私は4人がかりでストレッチャーに乗せられて、救急車はそのまま発車した。
第6章 逃走? そして戦いへ
どうやら救急車に乗せられたらしいが、私の勘が言っている。この展開は危ないと。
ほら、天井を見上げれば、そいつはいた。
「上だ、何かいる」
周りの人たちは無視だ。危機管理がなってないにも程があるぞ。
だが私は狼狽えない。
「冷却だ。凍らせるんだ」
何故普通の救急車の天井付近にマイナス200度クラスの冷気噴射装置があるのか知らないけど、バケモノ? モンスターは無事凍結処理された。完全勝利だ。
で、この救急車どこに行くんだろう。
終章 ホントのコトさ
そこから1日半くらい、私は夢の世界にいた。
例えばシン・ゴジラ2(後半)。ゴジラのまき散らした放射能汚染と戦う者たちの一員にもなったりした。
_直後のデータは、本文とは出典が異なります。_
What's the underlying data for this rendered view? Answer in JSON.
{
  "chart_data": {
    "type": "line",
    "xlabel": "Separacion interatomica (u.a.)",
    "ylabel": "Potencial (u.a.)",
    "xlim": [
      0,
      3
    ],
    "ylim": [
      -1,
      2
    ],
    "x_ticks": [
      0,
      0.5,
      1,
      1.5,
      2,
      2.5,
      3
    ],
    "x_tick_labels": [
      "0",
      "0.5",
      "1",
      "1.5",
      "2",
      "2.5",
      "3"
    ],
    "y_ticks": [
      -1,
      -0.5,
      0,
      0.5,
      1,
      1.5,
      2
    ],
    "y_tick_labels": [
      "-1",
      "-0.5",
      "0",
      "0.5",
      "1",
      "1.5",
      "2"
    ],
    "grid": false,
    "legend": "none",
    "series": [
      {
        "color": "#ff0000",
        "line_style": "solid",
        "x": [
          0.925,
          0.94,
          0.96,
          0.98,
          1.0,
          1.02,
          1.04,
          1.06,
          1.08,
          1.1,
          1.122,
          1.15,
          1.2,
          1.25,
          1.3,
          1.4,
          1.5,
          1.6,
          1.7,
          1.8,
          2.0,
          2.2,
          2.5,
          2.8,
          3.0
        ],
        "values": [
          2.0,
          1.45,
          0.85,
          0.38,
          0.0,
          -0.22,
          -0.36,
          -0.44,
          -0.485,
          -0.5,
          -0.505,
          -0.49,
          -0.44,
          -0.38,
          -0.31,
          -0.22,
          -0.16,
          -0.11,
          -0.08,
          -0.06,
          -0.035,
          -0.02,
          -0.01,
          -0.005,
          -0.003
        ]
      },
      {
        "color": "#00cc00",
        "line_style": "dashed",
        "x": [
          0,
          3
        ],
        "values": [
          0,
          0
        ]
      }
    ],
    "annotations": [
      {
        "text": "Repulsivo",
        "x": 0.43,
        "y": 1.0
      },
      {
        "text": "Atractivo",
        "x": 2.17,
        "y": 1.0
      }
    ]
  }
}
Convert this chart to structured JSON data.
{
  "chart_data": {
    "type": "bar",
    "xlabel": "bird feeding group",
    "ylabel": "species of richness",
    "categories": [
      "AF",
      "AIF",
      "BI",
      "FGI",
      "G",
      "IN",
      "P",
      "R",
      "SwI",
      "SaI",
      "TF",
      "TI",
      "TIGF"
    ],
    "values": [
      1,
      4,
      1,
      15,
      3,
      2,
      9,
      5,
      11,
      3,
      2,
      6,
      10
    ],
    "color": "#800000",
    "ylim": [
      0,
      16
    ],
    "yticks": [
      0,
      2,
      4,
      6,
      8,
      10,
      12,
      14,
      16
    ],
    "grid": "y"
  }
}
ただし現実での舞台は、とある病院の観察室だった。硬いベッドだけが置かれた、絶対に怪我をさせない病室で、私はオマルを掲げては祈りを捧げていたらしい。
つまりこれまでの話は、そういうことだ。2週間ばかり、ツイッターから姿を消した理由でもある。いやぁ、おかしな状態でツイートした形跡が無くって良かった良かった。
私が目を覚ましたのは入院して1日半後、さらに、夢と現実を繋ぎ合わせるのに2日。
正直震えた。私は本気で自分を信じていて、他者にそれが分かって貰えなかったことに憤っていたのだ。
何のことは無い、間違っていたのは全部私だったのだ。
このエッセイ? は、他者への警鐘であり、自戒である。
酒は飲んでもと言うが、異世界もまたしかりなのかもしれないけど、それは強要できない。とある事例として書かせていただいた。
繰り返す。これはフィクションではない。多少の脚色は認めるが、完全なるノンフィクションである。
というわけで、断酒いたします。